15

Suzanne Danzer observó a través de la ventana y oyó claramente cómo Knoll partía el cuello del anciano. Vio cómo el cuerpo quedaba laxo, con la cabeza vuelta en un ángulo antinatural.

Después, Knoll arrojó el cuerpo a un lado y le propinó una patada en el pecho.

Había logrado capturar el rastro de su rival esa mañana, después de llegar a Atlanta en un vuelo procedente de Praga. Las acciones del alemán habían sido previsibles hasta ese momento. Lo había localizado mientras Knoll realizaba una misión de exploración del vecindario. Cualquier adquisidor competente estudiaba siempre el escenario antes de actuar, para asegurarse de que la pista seguida no se tratara de una trampa.
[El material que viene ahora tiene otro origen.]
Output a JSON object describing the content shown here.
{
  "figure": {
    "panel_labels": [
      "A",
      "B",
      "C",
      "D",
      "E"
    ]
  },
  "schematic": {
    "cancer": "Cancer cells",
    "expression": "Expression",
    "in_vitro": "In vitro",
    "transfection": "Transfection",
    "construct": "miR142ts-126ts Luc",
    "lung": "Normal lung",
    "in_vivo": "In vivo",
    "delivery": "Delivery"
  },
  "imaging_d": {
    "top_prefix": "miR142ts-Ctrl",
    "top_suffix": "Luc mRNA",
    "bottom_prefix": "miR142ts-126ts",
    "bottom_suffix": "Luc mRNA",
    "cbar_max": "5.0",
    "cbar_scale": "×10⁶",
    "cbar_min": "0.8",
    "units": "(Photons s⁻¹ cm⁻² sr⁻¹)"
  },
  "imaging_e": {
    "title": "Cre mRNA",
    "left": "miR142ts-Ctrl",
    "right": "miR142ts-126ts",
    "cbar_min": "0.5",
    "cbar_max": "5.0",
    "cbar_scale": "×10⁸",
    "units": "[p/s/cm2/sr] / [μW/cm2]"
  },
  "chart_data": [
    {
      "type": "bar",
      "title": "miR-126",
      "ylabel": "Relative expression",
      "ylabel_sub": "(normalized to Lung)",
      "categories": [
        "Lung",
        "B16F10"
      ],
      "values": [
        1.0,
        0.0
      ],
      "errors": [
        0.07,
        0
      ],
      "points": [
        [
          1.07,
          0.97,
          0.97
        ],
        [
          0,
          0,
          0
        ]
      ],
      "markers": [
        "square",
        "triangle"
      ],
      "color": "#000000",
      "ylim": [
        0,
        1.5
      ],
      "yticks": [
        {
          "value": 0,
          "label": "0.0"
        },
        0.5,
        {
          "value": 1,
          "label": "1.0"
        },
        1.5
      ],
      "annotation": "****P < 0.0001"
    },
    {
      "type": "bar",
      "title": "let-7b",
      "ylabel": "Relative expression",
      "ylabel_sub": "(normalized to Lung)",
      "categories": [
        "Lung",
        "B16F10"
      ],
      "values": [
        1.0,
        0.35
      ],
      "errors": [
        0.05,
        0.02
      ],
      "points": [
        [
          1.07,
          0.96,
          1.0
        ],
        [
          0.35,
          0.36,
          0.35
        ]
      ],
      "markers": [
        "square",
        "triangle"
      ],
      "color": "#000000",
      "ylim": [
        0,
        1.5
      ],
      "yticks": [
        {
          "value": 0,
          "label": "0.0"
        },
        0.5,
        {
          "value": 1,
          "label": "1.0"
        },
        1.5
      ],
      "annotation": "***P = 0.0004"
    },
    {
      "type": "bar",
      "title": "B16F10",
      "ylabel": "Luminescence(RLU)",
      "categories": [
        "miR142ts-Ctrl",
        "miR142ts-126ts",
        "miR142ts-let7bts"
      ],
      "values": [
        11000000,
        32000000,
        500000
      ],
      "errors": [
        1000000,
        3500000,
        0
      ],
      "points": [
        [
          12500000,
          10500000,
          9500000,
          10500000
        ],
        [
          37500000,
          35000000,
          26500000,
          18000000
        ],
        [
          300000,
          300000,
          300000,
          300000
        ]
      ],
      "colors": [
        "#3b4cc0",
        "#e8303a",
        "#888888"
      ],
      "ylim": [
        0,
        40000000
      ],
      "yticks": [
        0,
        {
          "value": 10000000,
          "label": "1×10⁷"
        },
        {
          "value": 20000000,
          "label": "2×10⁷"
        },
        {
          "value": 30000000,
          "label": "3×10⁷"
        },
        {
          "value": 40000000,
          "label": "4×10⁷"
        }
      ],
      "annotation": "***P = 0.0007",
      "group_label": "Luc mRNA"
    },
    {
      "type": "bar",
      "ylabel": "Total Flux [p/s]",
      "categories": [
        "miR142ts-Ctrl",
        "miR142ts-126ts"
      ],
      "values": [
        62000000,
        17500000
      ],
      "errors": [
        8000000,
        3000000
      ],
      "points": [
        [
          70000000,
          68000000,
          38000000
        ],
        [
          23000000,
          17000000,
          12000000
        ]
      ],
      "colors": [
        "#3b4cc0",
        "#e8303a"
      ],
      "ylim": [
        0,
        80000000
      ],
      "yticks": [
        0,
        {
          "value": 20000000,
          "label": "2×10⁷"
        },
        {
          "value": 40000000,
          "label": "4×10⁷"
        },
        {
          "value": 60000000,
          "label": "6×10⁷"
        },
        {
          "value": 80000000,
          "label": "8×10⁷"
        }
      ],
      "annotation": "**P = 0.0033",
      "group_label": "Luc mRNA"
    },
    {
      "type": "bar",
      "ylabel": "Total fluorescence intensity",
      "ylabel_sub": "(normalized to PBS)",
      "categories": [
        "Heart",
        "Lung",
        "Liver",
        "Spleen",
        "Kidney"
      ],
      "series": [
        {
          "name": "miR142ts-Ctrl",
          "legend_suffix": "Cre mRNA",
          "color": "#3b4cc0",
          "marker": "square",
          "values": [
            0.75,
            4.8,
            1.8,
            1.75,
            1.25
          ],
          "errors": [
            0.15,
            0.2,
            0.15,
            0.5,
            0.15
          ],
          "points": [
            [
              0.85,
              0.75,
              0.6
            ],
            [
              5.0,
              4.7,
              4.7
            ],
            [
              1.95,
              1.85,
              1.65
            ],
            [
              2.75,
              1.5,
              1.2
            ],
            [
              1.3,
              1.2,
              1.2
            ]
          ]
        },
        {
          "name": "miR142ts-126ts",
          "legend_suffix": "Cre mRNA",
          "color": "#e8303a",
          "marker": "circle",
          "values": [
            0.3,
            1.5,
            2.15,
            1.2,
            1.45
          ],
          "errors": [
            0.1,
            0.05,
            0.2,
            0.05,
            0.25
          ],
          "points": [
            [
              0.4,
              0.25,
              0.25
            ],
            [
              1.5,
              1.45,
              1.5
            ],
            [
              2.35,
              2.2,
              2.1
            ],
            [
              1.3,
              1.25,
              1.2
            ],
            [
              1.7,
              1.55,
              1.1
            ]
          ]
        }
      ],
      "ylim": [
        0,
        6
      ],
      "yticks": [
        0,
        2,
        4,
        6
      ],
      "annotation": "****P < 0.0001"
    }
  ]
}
Y si algo era Knoll, era bueno en su trabajo.

El alemán se había quedado casi todo el día en el centro, en su hotel, y ella lo había seguido durante su primera visita a Borya. Pero en vez de regresar al hotel, Knoll había esperado en un coche, a tres manzanas de la casa, y tras oscurecer había rehecho sus pasos. Suzanne lo había visto entrar por la puerta trasera, que aparentemente estaba cerrada sin llave porque el picaporte había funcionado al primer intento.

Resultaba evidente que el viejo no se había mostrado colaborador. El temperamento de Knoll era legendario. Había arrojado a Borya por las escaleras con el gesto despreocupado que uno usaría para tirar un papel a la papelera y luego le había quebrado el cuello con aparente placer. Suzanne respetaba los talentos de su adversario y sabía del estilete que ocultaba en el antebrazo, y de su habilidad y disposición para emplearlo.

Pero ella tampoco carecía de talentos.

Knoll se incorporó y miró a su alrededor.

La posición ventajosa ofrecía a Suzanne una visión clara. Vestía un moño negro y un gorro del mismo color que ocultaba su cabello rubio y la ayudaba a fundirse con la noche. La habitación a la que se abría la ventana, un vestíbulo de entrada, estaba a oscuras.

¿Habría sentido su presencia?

Suzanne se encogió bajo el alféizar y se ocultó entre los altos acebos que rodeaban la casa, cuidándose de las hojas espinosas. La noche era cálida. El sudor le cubría la frente en el borde elástico del gorro. Se retiró con cautela y vio cómo Knoll desaparecía escaleras arriba. Regresó seis minutos más tarde con las manos vacías, la chaqueta de nuevo alisada, la corbata perfecta. Lo vio inclinarse y comprobar el pulso de Borya, tras lo que se dirigió hacia la parte trasera de la casa. Unos segundos más tarde, Suzanne oyó que una puerta se abría y cerraba.

Aguardó diez minutos antes de arrastrarse hacia la zona posterior. Con las manos enguantadas, accionó el picaporte y entró. El olor del antiséptico y de la vejez inundaba el aire. Atravesó la cocina y se dirigió hacia el vestíbulo.

Cuando llegó al comedor, un gato se cruzó de repente en su camino. Se detuvo con el corazón a punto de salírsele del pecho y maldijo a la criatura.

Inspiró profundamente y entró en el salón.

La decoración no había cambiado desde su última visita, tres años atrás. El mismo sofá tapizado a mano y de color arena, el reloj de péndulo en la pared, las lámparas de hierro Cambridge. Al principio le habían intrigado las litografías de la pared. Se había preguntado si alguna sería original, pero una inspección cuidadosa le había revelado en su anterior visita que todas eran copias. Se había colado una noche tras marcharse Borya, pero su búsqueda no había revelado más información sobre la Habitación de Ámbar que algunos recortes de revistas y periódicos. Nada de valor. Si Karol Borya conocía algo interesante acerca de la cámara, desde luego no lo había puesto por escrito, o al menos no conservaba esa información en la casa.

Pasó junto al cuerpo tendido y subió las escaleras. Otra inspección rápida en el estudio no reveló más que Borya parecía haber estado leyendo recientemente información acerca de la Habitación de Ámbar. Había varios artículos sobre la misma silla marrón claro que recordaba.

Volvió abajo sigilosamente.

El anciano yacía boca abajo. Le buscó el pulso. Nada.

Bien.

Knoll le había ahorrado el esfuerzo.